Learning Analytics – Levels of Analytics
Levels of Analytics
Learning analytics, and its related but separate discipline of Educational Data Mining (EDM) can be seen to operate at different levels, or scales. Following the nomenclature of Ferguson and Buckingham Shum (2012), analytics operate at three broad levels:
Macro Level Analytics exist at national and/or sector level. In the crudest sense these could be represented by league tables of Institutions based on various metrics of performance. More nuanced uses might look at sector level trends such as participation rates compared to socio-economic data, drop out rates etc.
Meso Level Analytics typically exist at the level of an individual Institution. An example from a technology enhanced learning context might be a benchmarking exercise looking at the number of departments and modules using electronic management of assessment approaches.
Micro Level Analytics are those that are more likely apply to individual learners, and it is perhaps these that we think of more specifically when we think of “learner analytics” proper. These might include information that helps an individual learner assess their own performance, either over time and/or in comparison to peers. It may also refer to processes that can help to identify students who might be struggling in some sort of way, and plan interventions to help this. Another familiar example might be the giving of collective feedback on an assessment task, where a lecturer might identify mistakes (and good points!) commonly made by groups of students and share these with them to improve future performance. Whilst this maybe something that lecturers have done for years, increased use of electronic assessment methods might be able to provide a more detailed analysis, should this be useful.
The use of analytics can also be extended beyond looking at formal assessment data. Other forms of activity, such as engagement with discussion boards within the VLE can also be interrogated. MOLE provides a number of reporting tools that do this (available under Evaluation, Course Reports in the Control Panel for any given course).

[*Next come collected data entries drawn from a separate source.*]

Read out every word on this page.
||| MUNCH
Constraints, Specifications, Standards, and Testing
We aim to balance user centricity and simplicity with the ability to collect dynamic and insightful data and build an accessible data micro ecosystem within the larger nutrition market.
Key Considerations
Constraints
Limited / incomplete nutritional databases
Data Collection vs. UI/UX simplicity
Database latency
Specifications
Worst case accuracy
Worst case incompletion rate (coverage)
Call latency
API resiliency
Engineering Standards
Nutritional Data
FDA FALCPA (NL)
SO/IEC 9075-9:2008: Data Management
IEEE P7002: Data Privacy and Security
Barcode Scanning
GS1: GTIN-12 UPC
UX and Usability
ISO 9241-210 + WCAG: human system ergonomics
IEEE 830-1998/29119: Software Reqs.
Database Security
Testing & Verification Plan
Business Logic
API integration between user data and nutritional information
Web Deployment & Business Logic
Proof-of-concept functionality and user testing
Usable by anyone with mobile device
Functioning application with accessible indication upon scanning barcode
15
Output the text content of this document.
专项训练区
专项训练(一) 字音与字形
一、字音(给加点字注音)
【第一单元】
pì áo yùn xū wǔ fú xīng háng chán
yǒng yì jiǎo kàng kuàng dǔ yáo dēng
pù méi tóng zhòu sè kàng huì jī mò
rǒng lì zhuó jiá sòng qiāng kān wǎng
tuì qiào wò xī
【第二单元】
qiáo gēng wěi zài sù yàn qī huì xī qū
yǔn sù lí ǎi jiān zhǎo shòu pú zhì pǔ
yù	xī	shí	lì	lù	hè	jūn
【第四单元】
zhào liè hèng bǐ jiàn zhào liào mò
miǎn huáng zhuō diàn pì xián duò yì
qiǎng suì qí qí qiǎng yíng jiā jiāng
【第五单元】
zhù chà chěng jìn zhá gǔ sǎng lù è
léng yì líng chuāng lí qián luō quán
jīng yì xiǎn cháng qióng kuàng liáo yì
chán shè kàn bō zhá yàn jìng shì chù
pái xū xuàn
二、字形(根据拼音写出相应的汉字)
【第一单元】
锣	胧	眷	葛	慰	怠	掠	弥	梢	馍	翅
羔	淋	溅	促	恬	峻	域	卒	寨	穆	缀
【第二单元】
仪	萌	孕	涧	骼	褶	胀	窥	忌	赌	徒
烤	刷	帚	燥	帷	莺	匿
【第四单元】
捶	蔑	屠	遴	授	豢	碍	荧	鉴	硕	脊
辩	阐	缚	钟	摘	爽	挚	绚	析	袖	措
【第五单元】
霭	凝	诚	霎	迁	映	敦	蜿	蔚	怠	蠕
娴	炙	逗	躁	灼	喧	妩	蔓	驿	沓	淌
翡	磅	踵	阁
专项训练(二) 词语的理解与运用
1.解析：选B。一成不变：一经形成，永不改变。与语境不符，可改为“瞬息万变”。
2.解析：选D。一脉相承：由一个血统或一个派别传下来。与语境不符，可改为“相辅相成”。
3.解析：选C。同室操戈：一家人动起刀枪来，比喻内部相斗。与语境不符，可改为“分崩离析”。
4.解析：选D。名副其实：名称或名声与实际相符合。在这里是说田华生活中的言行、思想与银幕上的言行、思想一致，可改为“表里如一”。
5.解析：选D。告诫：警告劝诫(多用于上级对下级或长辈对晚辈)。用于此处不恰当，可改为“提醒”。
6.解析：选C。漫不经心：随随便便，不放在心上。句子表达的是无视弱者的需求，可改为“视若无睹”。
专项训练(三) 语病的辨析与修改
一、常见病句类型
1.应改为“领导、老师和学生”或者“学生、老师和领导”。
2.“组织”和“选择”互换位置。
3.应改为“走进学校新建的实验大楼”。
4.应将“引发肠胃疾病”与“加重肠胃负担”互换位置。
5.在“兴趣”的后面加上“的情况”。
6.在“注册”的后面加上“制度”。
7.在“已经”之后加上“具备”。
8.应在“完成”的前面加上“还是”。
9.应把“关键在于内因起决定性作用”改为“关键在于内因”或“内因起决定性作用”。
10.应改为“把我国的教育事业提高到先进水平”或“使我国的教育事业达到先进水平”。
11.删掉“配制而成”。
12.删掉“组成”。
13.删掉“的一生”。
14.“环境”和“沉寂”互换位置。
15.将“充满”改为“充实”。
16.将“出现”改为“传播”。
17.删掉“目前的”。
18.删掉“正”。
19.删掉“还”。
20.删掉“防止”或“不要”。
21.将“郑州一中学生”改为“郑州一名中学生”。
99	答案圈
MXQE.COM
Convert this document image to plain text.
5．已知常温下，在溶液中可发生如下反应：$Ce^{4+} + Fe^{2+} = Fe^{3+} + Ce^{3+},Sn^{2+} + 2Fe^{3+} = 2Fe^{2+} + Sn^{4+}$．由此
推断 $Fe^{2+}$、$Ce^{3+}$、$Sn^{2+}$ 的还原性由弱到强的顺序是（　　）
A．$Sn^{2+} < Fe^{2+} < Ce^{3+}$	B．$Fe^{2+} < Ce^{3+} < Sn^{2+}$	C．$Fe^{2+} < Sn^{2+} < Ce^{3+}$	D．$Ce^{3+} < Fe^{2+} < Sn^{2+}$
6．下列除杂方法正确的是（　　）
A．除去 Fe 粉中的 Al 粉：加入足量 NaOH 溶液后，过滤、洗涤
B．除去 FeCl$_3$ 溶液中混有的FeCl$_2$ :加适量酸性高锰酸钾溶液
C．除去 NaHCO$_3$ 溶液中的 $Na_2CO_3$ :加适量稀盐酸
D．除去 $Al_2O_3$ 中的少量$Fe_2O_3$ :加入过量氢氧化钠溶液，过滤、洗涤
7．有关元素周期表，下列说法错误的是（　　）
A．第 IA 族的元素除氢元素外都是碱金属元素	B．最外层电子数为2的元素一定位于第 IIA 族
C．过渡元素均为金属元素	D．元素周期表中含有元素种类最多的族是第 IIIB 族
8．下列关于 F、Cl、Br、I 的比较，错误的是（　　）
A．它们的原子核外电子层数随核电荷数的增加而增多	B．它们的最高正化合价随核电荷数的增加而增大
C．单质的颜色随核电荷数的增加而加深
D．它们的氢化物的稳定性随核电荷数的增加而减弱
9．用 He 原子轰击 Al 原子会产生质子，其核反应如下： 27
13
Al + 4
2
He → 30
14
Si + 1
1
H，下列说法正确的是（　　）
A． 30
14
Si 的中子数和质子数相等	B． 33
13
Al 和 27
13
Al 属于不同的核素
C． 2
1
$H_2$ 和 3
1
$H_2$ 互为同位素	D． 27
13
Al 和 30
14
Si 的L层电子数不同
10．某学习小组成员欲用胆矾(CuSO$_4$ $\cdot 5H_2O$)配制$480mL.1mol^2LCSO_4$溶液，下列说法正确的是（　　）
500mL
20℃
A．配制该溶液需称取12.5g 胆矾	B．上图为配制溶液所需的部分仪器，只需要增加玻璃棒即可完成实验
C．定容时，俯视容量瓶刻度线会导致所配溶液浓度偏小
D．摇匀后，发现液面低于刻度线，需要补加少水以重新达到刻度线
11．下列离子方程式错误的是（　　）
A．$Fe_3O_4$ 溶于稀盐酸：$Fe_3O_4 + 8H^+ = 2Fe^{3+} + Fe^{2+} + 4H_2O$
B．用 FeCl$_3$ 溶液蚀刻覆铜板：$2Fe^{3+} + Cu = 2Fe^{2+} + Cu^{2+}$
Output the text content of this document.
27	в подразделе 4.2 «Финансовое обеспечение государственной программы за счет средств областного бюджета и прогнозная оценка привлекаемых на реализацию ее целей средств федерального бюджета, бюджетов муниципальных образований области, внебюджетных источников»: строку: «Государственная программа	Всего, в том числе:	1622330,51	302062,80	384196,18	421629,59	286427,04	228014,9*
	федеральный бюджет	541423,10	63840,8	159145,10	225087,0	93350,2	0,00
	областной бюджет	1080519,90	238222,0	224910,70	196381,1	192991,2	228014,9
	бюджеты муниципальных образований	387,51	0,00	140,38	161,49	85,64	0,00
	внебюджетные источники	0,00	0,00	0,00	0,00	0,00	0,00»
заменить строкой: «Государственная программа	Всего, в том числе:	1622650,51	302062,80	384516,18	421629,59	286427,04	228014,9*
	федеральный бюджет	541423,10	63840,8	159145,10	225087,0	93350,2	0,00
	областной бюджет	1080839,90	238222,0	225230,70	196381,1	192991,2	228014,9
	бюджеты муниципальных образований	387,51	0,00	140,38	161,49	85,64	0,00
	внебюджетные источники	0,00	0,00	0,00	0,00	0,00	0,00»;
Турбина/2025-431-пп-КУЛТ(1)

More informal learning activities can also be analysed, such as engagement with social networking tools. Some of these already have their own analytics tools, such as Facebook, and third-party tools exist for others. An excellent example of one of these is TAGS, developed by Martin Hawksey, for analysing Twitter usage (https://tags.hawksey.info, and also see the blog posts and newsletter articles below on Martin’s equally excellent recent presentation to the White Rose Learning Technologists’ Forum on analytics).
Another form of analytics addresses the use of educational resources, referred to as “paradata”. This again is not necessarily new, as librarians for example have known for years that certain key texts are more popular than others, and have devised means such as short-loan collections and multiple copies of these texts to deal with this. This can now include how learners access resources within a VLE, or how specific questions within online tests are responded to. VLEs and Library systems collect this data automatically, and the vendors of these are realising the sales potential of developing specific additional tools such as Blackboard Analytics. Resources can also be subjected to more qualitative measures of usefulness by learners, similar to “likes” in social networking, or customer reviews in online shopping environments.